The Nima Mesgarani team relied on data from five different patients with epilepsy. Their neural networks were trained on records from the auditory cortex of people (which is active both during their own speech and while listening to someone else's), which at that time played records of various stories and voicing a sequence of numbers from 0 to 9. Then the computer model synthesized speech , pronouncing the same sequence of numbers and a control group of people was able to recognize 75% of this data.
Computer generated speech from patient's brain activity while listening to numbers
Another team, led by Tanja Schultz from the University of Bremen in Germany, used data from 6 people undergoing surgery to remove brain tumors. Their speech was recorded on the microphone as they read the monosyllabic words out loud. At the same time, electrodes placed on their brain, captured the activity of planning areas and motor areas, sending commands to the vocal tract for the pronunciation of words.
Engineers Miguel Angrick and Christian Herff, from Maastricht University, trained the neural network, which matched the data read using electrodes with the audio records, and then reconstructed the words and phrases for the previously not shown model data sets. According to these data, the model synthesized a speech about 40% of which turned out to be understandable to man.

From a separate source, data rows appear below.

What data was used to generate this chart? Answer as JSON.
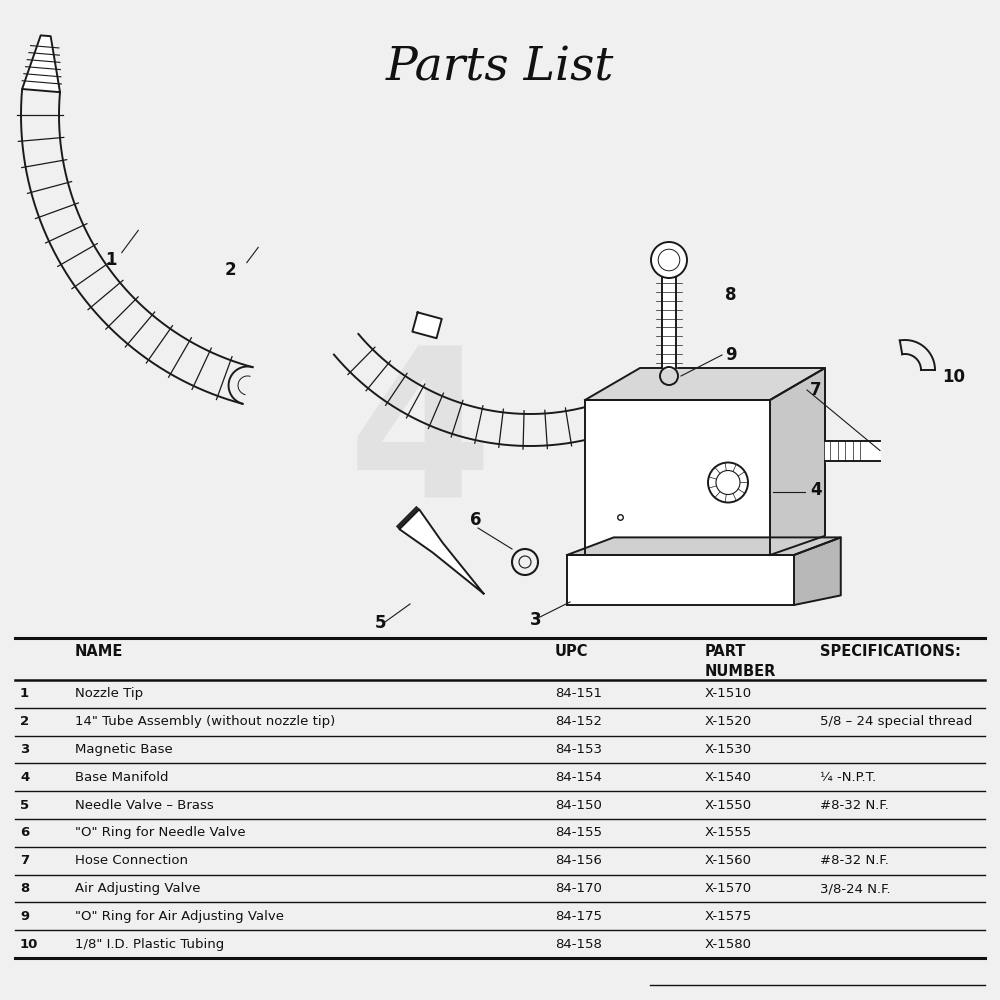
{
  "title": "Parts List",
  "title_fontsize": 34,
  "title_style": "italic",
  "title_font": "serif",
  "background_color": "#f0f0f0",
  "table_headers_row1": [
    "",
    "NAME",
    "UPC",
    "PART",
    "SPECIFICATIONS:"
  ],
  "table_headers_row2": [
    "",
    "",
    "",
    "NUMBER",
    ""
  ],
  "table_rows": [
    [
      "1",
      "Nozzle Tip",
      "84-151",
      "X-1510",
      ""
    ],
    [
      "2",
      "14\" Tube Assembly (without nozzle tip)",
      "84-152",
      "X-1520",
      "5/8 – 24 special thread"
    ],
    [
      "3",
      "Magnetic Base",
      "84-153",
      "X-1530",
      ""
    ],
    [
      "4",
      "Base Manifold",
      "84-154",
      "X-1540",
      "¼ -N.P.T."
    ],
    [
      "5",
      "Needle Valve – Brass",
      "84-150",
      "X-1550",
      "#8-32 N.F."
    ],
    [
      "6",
      "\"O\" Ring for Needle Valve",
      "84-155",
      "X-1555",
      ""
    ],
    [
      "7",
      "Hose Connection",
      "84-156",
      "X-1560",
      "#8-32 N.F."
    ],
    [
      "8",
      "Air Adjusting Valve",
      "84-170",
      "X-1570",
      "3/8-24 N.F."
    ],
    [
      "9",
      "\"O\" Ring for Air Adjusting Valve",
      "84-175",
      "X-1575",
      ""
    ],
    [
      "10",
      "1/8\" I.D. Plastic Tubing",
      "84-158",
      "X-1580",
      ""
    ]
  ],
  "line_color": "#1a1a1a",
  "watermark_text": "4",
  "table_font_size": 9.5,
  "header_font_size": 10.5
}
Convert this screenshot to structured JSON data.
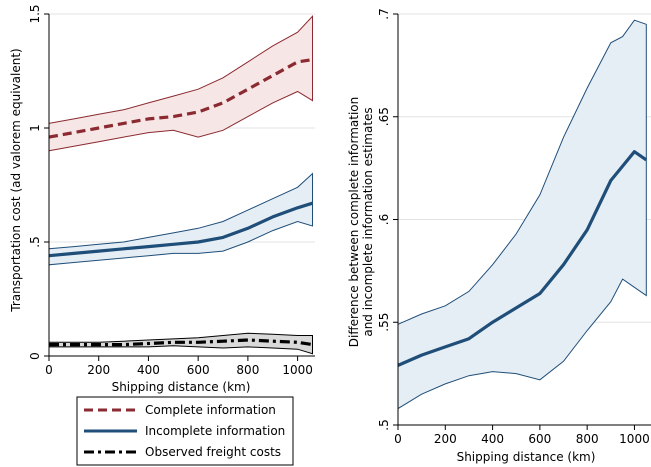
{
  "chart_data": [
    {
      "type": "line",
      "xlabel": "Shipping distance (km)",
      "ylabel": "Transportation cost (ad valorem equivalent)",
      "xlim": [
        0,
        1070
      ],
      "ylim": [
        0,
        1.5
      ],
      "xticks": [
        0,
        200,
        400,
        600,
        800,
        1000
      ],
      "xtick_labels": [
        "0",
        "200",
        "400",
        "600",
        "800",
        "1000"
      ],
      "yticks": [
        0,
        0.5,
        1,
        1.5
      ],
      "ytick_labels": [
        "0",
        ".5",
        "1",
        "1.5"
      ],
      "grid": true,
      "legend": {
        "placement": "bottom",
        "entries": [
          "Complete information",
          "Incomplete information",
          "Observed freight costs"
        ]
      },
      "series": [
        {
          "name": "Complete information",
          "style": "dashed",
          "color": "#8b2a30",
          "band_color": "#f7e6e6",
          "x": [
            0,
            100,
            200,
            300,
            400,
            500,
            600,
            700,
            800,
            900,
            1000,
            1060
          ],
          "y": [
            0.96,
            0.98,
            1.0,
            1.02,
            1.04,
            1.05,
            1.07,
            1.11,
            1.17,
            1.23,
            1.29,
            1.3
          ],
          "upper": [
            1.02,
            1.04,
            1.06,
            1.08,
            1.11,
            1.14,
            1.17,
            1.22,
            1.29,
            1.36,
            1.42,
            1.49
          ],
          "lower": [
            0.9,
            0.92,
            0.94,
            0.96,
            0.98,
            0.99,
            0.96,
            0.99,
            1.05,
            1.11,
            1.16,
            1.12
          ]
        },
        {
          "name": "Incomplete information",
          "style": "solid",
          "color": "#1f4e79",
          "band_color": "#e6eef5",
          "x": [
            0,
            100,
            200,
            300,
            400,
            500,
            600,
            700,
            800,
            900,
            1000,
            1060
          ],
          "y": [
            0.44,
            0.45,
            0.46,
            0.47,
            0.48,
            0.49,
            0.5,
            0.52,
            0.56,
            0.61,
            0.65,
            0.67
          ],
          "upper": [
            0.47,
            0.48,
            0.49,
            0.5,
            0.52,
            0.54,
            0.56,
            0.59,
            0.64,
            0.69,
            0.74,
            0.8
          ],
          "lower": [
            0.4,
            0.41,
            0.42,
            0.43,
            0.44,
            0.45,
            0.45,
            0.46,
            0.5,
            0.55,
            0.59,
            0.57
          ]
        },
        {
          "name": "Observed freight costs",
          "style": "dash-dot",
          "color": "#000000",
          "band_color": "#d9d9d9",
          "x": [
            0,
            100,
            200,
            300,
            400,
            500,
            600,
            700,
            800,
            900,
            1000,
            1060
          ],
          "y": [
            0.05,
            0.05,
            0.05,
            0.05,
            0.055,
            0.06,
            0.06,
            0.065,
            0.07,
            0.065,
            0.06,
            0.05
          ],
          "upper": [
            0.06,
            0.06,
            0.06,
            0.065,
            0.07,
            0.075,
            0.08,
            0.09,
            0.1,
            0.095,
            0.09,
            0.09
          ],
          "lower": [
            0.04,
            0.04,
            0.04,
            0.04,
            0.04,
            0.045,
            0.04,
            0.035,
            0.04,
            0.035,
            0.03,
            0.01
          ]
        }
      ]
    },
    {
      "type": "line",
      "xlabel": "Shipping distance (km)",
      "ylabel": "Difference between complete information and incomplete information estimates",
      "ylabel_lines": [
        "Difference between complete information",
        "and incomplete information estimates"
      ],
      "xlim": [
        0,
        1070
      ],
      "ylim": [
        0.5,
        0.7
      ],
      "xticks": [
        0,
        200,
        400,
        600,
        800,
        1000
      ],
      "xtick_labels": [
        "0",
        "200",
        "400",
        "600",
        "800",
        "1000"
      ],
      "yticks": [
        0.5,
        0.55,
        0.6,
        0.65,
        0.7
      ],
      "ytick_labels": [
        ".5",
        ".55",
        ".6",
        ".65",
        ".7"
      ],
      "grid": true,
      "series": [
        {
          "style": "solid",
          "color": "#1f4e79",
          "band_color": "#e6eef5",
          "x": [
            0,
            100,
            200,
            300,
            400,
            500,
            600,
            700,
            800,
            900,
            950,
            1000,
            1050
          ],
          "y": [
            0.529,
            0.534,
            0.538,
            0.542,
            0.55,
            0.557,
            0.564,
            0.578,
            0.595,
            0.619,
            0.626,
            0.633,
            0.629
          ],
          "upper": [
            0.549,
            0.554,
            0.558,
            0.565,
            0.578,
            0.593,
            0.612,
            0.64,
            0.664,
            0.686,
            0.689,
            0.697,
            0.695
          ],
          "lower": [
            0.508,
            0.515,
            0.52,
            0.524,
            0.526,
            0.525,
            0.522,
            0.531,
            0.546,
            0.56,
            0.571,
            0.567,
            0.563
          ]
        }
      ]
    }
  ]
}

Computer-generated speech recording of data from electrodes
And finally, neurosurgeon Edward Chang and his team from the University of California, San Francisco reconstructed entire proposals for the activity of the speech center, read by electrodes in 6 patients suffering from epilepsy, at the time when they read out loud. The researchers conducted an online test in which 166 people listened to one of the suggestions generated by a computer model and then had to choose among the 10 proposed options the one that, in their opinion, was read. Some proposals were correctly identified in more than 80% of cases. But the researchers didn’t stop at that and forced the model to recreate the person’s speech according to the brain activity, obtained while he was reading the words to himself, but at the same time he moved his lips, as if “inwardly pronouncing” them.
“This is a very important result,” says Christian Herff, “we are one step closer to prosthetic speech.”
“However, what we are really waiting for is how these methods show themselves in a case where the patient cannot speak at all.” - Responds to Stephanie Riès, a neuroscientist at the University of San Diego in California. “The signals of the brain, while the person is reading to himself or listening to others, are different from those that appear during reading aloud or live communication. Without external sound, with which brain activity could be compared, it will be very difficult for computer models to predict where internal speech begins and where it ends. ”
“Decoding imaginary speech will require a huge leap forward.”, Says Gerwin Schalk, a neuroscientist at the National Center for Adaptive Neurotechnology at the New York State Department of Health. - "And now it is absolutely not clear how to achieve this."
One of the methods, according to Herff, can be the feedback that the patient will give to a computer model that will reproduce speech in real time as the person mentally speaks the words. With enough training for both the patient and the AI, the brain and the computer can meet somewhere in the middle.